Даже из кухни было слышно, как барчонок возится у папашиной двери. В конце концов он саданул чем-то об пол и затопал по лестнице в свою комнату.
— Я из кухни глянула, вижу: он папашину дверь отпереть хотел, всю поскреб перочинным ножичком, и ножичек этот с перламутровой ручкой тут же на полу валяется. Может, думаю, хворь приключилась, и он в папашину дверь скребся за микстурой? Ножичек прибрала и пошла к нему выспросить: вдруг чего нужно? Только он меня прогнал и дверь не открыл, очень был сердитый...

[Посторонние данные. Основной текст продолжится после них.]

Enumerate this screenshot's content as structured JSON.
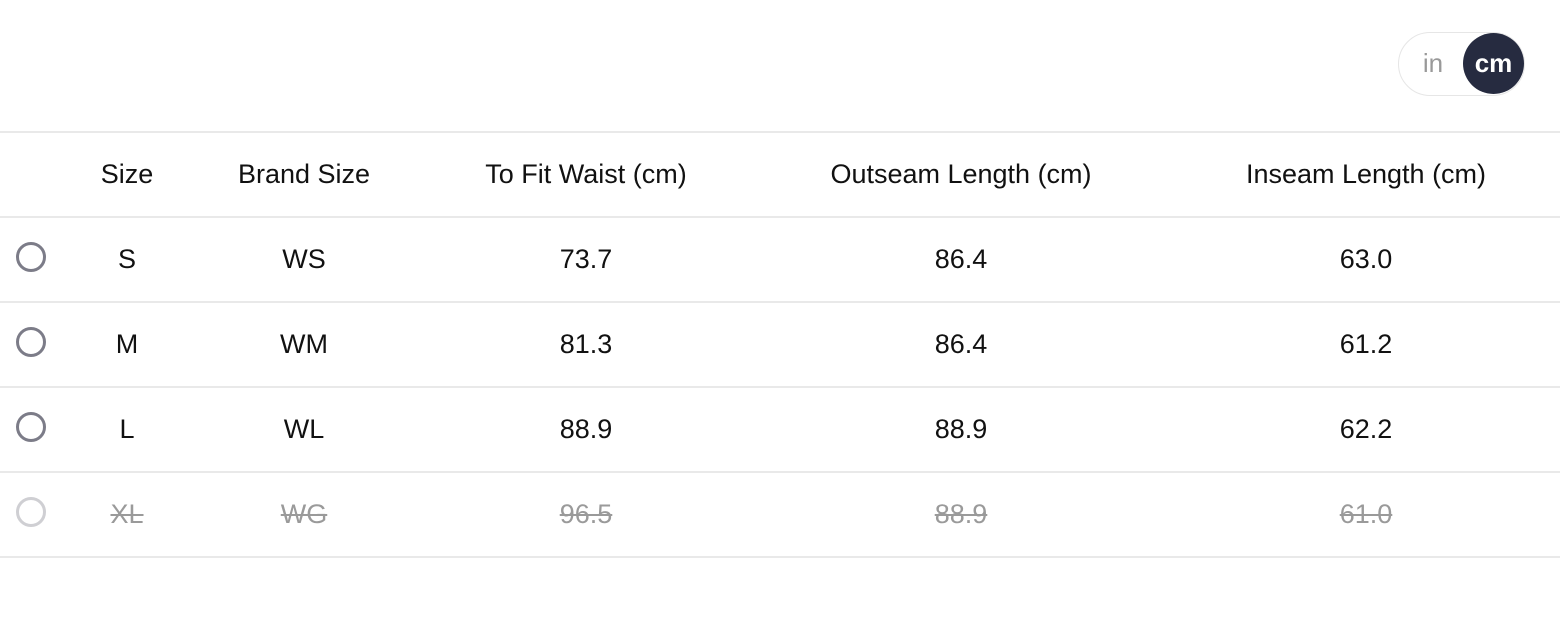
{
  "unit_toggle": {
    "options": [
      "in",
      "cm"
    ],
    "selected": "cm"
  },
  "table": {
    "headers": [
      "Size",
      "Brand Size",
      "To Fit Waist (cm)",
      "Outseam Length (cm)",
      "Inseam Length (cm)"
    ],
    "rows": [
      {
        "cells": [
          "S",
          "WS",
          "73.7",
          "86.4",
          "63.0"
        ],
        "available": true
      },
      {
        "cells": [
          "M",
          "WM",
          "81.3",
          "86.4",
          "61.2"
        ],
        "available": true
      },
      {
        "cells": [
          "L",
          "WL",
          "88.9",
          "88.9",
          "62.2"
        ],
        "available": true
      },
      {
        "cells": [
          "XL",
          "WG",
          "96.5",
          "88.9",
          "61.0"
        ],
        "available": false
      }
    ]
  },
  "colors": {
    "toggle_active": "#262b40",
    "radio": "#7c7c88",
    "disabled_text": "#9a9a9a"
  }
}
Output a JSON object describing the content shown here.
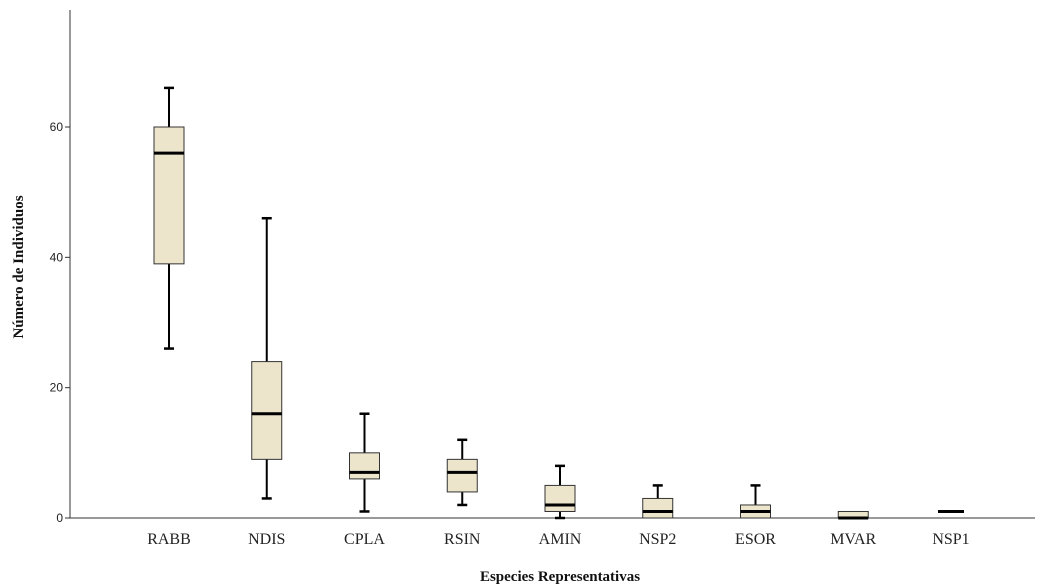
{
  "chart_data": {
    "type": "boxplot",
    "xlabel": "Especies Representativas",
    "ylabel": "Número de Individuos",
    "ylim": [
      0,
      76
    ],
    "yticks": [
      0,
      20,
      40,
      60
    ],
    "grid": false,
    "box_fill": "#ede4cc",
    "categories": [
      "RABB",
      "NDIS",
      "CPLA",
      "RSIN",
      "AMIN",
      "NSP2",
      "ESOR",
      "MVAR",
      "NSP1"
    ],
    "boxes": [
      {
        "min": 26,
        "q1": 39,
        "median": 56,
        "q3": 60,
        "max": 66
      },
      {
        "min": 3,
        "q1": 9,
        "median": 16,
        "q3": 24,
        "max": 46
      },
      {
        "min": 1,
        "q1": 6,
        "median": 7,
        "q3": 10,
        "max": 16
      },
      {
        "min": 2,
        "q1": 4,
        "median": 7,
        "q3": 9,
        "max": 12
      },
      {
        "min": 0,
        "q1": 1,
        "median": 2,
        "q3": 5,
        "max": 8
      },
      {
        "min": 0,
        "q1": 0,
        "median": 1,
        "q3": 3,
        "max": 5
      },
      {
        "min": 0,
        "q1": 0,
        "median": 1,
        "q3": 2,
        "max": 5
      },
      {
        "min": 0,
        "q1": 0,
        "median": 0,
        "q3": 1,
        "max": 1
      },
      {
        "min": 1,
        "q1": 1,
        "median": 1,
        "q3": 1,
        "max": 1
      }
    ]
  }
}
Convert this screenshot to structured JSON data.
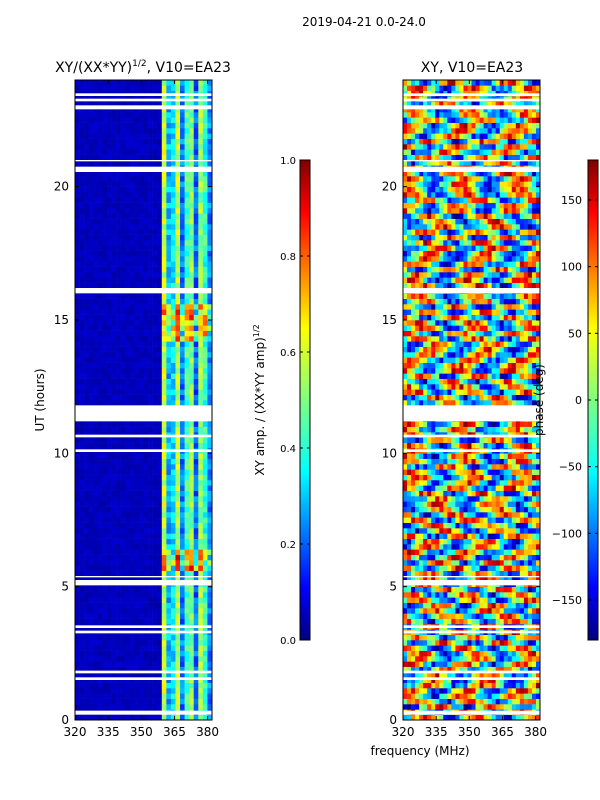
{
  "figure": {
    "suptitle": "2019-04-21 0.0-24.0",
    "xlabel": "frequency (MHz)"
  },
  "colors": {
    "jet": [
      "#00007f",
      "#0000ff",
      "#007fff",
      "#00ffff",
      "#7fff7f",
      "#ffff00",
      "#ff7f00",
      "#ff0000",
      "#7f0000"
    ],
    "gap": "#ffffff"
  },
  "chart_data": [
    {
      "type": "heatmap",
      "title_main": "XY/(XX*YY)",
      "title_sup": "1/2",
      "title_tail": ", V10=EA23",
      "xlabel": "",
      "ylabel": "UT (hours)",
      "xlim": [
        320,
        382
      ],
      "ylim": [
        0,
        24
      ],
      "xticks": [
        "320",
        "335",
        "350",
        "365",
        "380"
      ],
      "xtick_values": [
        320,
        335,
        350,
        365,
        380
      ],
      "yticks": [
        "0",
        "5",
        "10",
        "15",
        "20"
      ],
      "ytick_values": [
        0,
        5,
        10,
        15,
        20
      ],
      "colorbar": {
        "label": "XY amp. / (XX*YY amp)",
        "label_sup": "1/2",
        "ticks": [
          "0.0",
          "0.2",
          "0.4",
          "0.6",
          "0.8",
          "1.0"
        ],
        "tick_values": [
          0.0,
          0.2,
          0.4,
          0.6,
          0.8,
          1.0
        ],
        "range": [
          0.0,
          1.0
        ]
      },
      "signal_band_mhz": [
        359,
        382
      ],
      "flagged_ut_ranges": [
        [
          0.2,
          0.35
        ],
        [
          1.5,
          1.6
        ],
        [
          1.75,
          1.85
        ],
        [
          3.25,
          3.35
        ],
        [
          3.45,
          3.55
        ],
        [
          5.05,
          5.25
        ],
        [
          5.35,
          5.4
        ],
        [
          11.2,
          11.8
        ],
        [
          10.6,
          10.7
        ],
        [
          10.05,
          10.15
        ],
        [
          16.0,
          16.2
        ],
        [
          20.55,
          20.75
        ],
        [
          20.95,
          21.0
        ],
        [
          22.9,
          23.05
        ],
        [
          23.2,
          23.3
        ],
        [
          23.4,
          23.5
        ]
      ]
    },
    {
      "type": "heatmap",
      "title_main": "XY, V10=EA23",
      "title_sup": "",
      "title_tail": "",
      "xlabel": "",
      "ylabel": "",
      "xlim": [
        320,
        382
      ],
      "ylim": [
        0,
        24
      ],
      "xticks": [
        "320",
        "335",
        "350",
        "365",
        "380"
      ],
      "xtick_values": [
        320,
        335,
        350,
        365,
        380
      ],
      "yticks": [
        "0",
        "5",
        "10",
        "15",
        "20"
      ],
      "ytick_values": [
        0,
        5,
        10,
        15,
        20
      ],
      "colorbar": {
        "label": "phase (deg)",
        "label_sup": "",
        "ticks": [
          "−150",
          "−100",
          "−50",
          "0",
          "50",
          "100",
          "150"
        ],
        "tick_values": [
          -150,
          -100,
          -50,
          0,
          50,
          100,
          150
        ],
        "range": [
          -180,
          180
        ]
      },
      "flagged_ut_ranges": [
        [
          0.2,
          0.35
        ],
        [
          1.5,
          1.6
        ],
        [
          1.75,
          1.85
        ],
        [
          3.25,
          3.35
        ],
        [
          3.45,
          3.55
        ],
        [
          5.05,
          5.25
        ],
        [
          5.35,
          5.4
        ],
        [
          11.2,
          11.8
        ],
        [
          10.6,
          10.7
        ],
        [
          10.05,
          10.15
        ],
        [
          16.0,
          16.2
        ],
        [
          20.55,
          20.75
        ],
        [
          20.95,
          21.0
        ],
        [
          22.9,
          23.05
        ],
        [
          23.2,
          23.3
        ],
        [
          23.4,
          23.5
        ]
      ]
    }
  ]
}
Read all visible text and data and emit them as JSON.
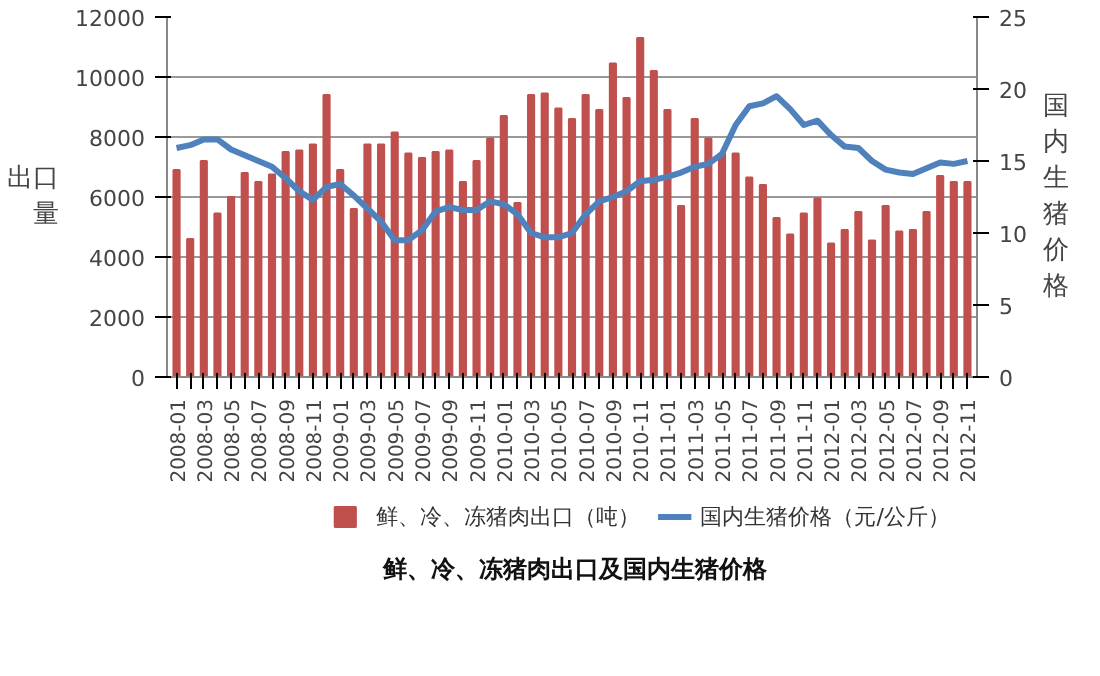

Угол подушки промок от набежавшей слюны, под животом комом сбилась простыня. Он смотрел в окно, в бледную майскую ночь, до того неподвижную, неживую, что, казалось, воздух, как стоячая прудовая вода, навек успокоился в затхлой земной впадине, плодя ночную тину, подергиваясь мутью облаков. Сон не приходил. В груди что-то корежилось, давило, он хватал грудь рукой — успокаивал боль, сминая кожу в горсти. Всплыло наваждение: утренний туман, кусты лещины, и за кустами, в сырой дымке — бурая морда с короной ветвистых рогов; он долго целится в венценосного призрака, успокаивает дыхание, воображение в один миг уравнивает его с Каракозовым, с Соловьевым — и, наконец, почти в обмороке, он разряжает оба ствола и оказывается удачливее тех обоих; а потом видит своего старого каурого Гранда с перепаханной дробью мордой, и сердце — нет, не от жалости, а от злого издевательства жизни — падает с высоты и рвется в красные клочья...
Теперь опять думалось о решенном, о шкапчике с лекарствами — с отмеренной смертью — за неподдавшейся дверью, думалось: как? как? как, чтобы скорее? Его трясло, по всему телу пошел пот — он сбросил на пол одеяло. Сна не было. Возник запах, сухой и пыльный. Он заглянул под смятую подушку — рука крошила засохший пучок мяты.